Header Ads

Header Ads

Koniec czarowania

Wprost przepiękna, wypoczynkowa pogoda. Słońce na przemian daje czadu i odpuszcza zasłaniając się lekkimi chmurami. Idealnie do wypoczynku lub lekkiego bieganka w górach.  A mnie niestety aż skręca z bezczynności.  Sezon, można rzec, w pełni, lecz niestety będę musiała odpuścić na kilka miesięcy. Tzn. obiecali, że przy dobrych układach może się skończyć na trzech miesiącach bez jakiegokolwiek treningu. Aż chce się warczeć!
Poplanowane starty praktycznie do końca roku a tu lipa. Ale jak to mówią - zdrowie ważniejsze.
Od wczoraj sakramencko nudzę sie w szpitalu. Operację mam zaplanowaną na poniedziałek, więc przez weekend same nudy. Pogoda cudna, nic mi nie robią, to chciałam wyjść na weekend na przepustkę - no bo w sumie po co w takich układach bezczynnie leżeć? No i co się dowiedziałam? Otóż NFZ wymyślił, że nie ma przepustek! Skończyło się dobre! Więc pytam: dlaczego?
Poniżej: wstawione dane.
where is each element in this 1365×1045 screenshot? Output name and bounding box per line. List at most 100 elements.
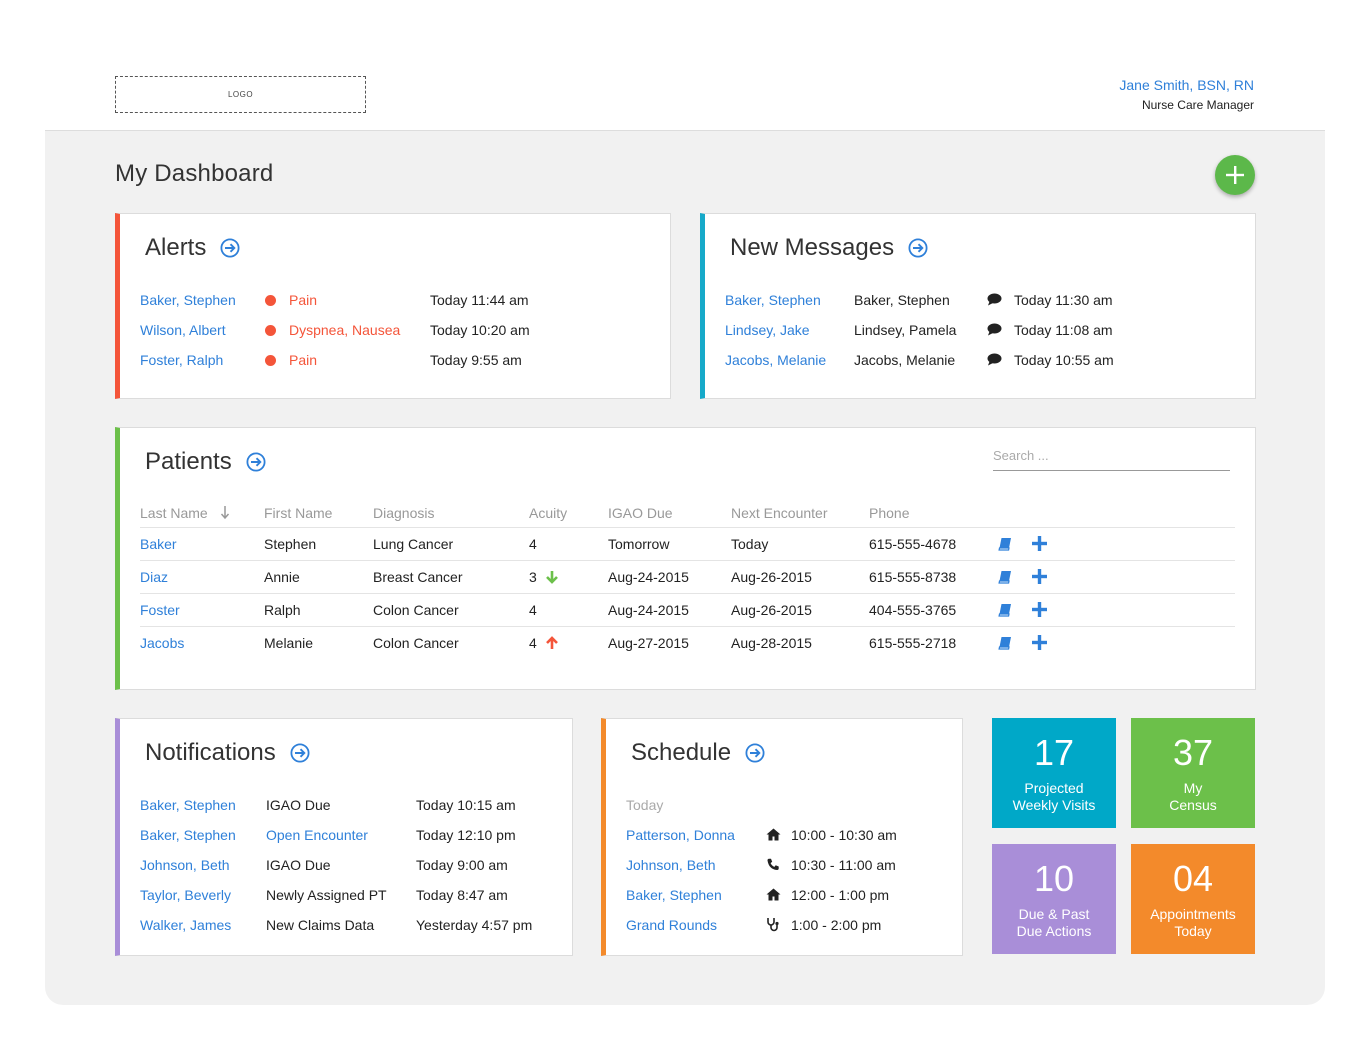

Taki system!
Ale jeśli wszystko pójdzie dobrze, to we wtorek "wracam do żywych" ☺ . I nie myślcie sobie, że jak nie mogę biegać, to mnie już nie zobaczycie na zawodach!  Bo przecież chodzić będę mogła 😃 i robić zdjęcia. Jak dobrze pójdzie, to za tydzień w Raciborzu będę wam dopingować.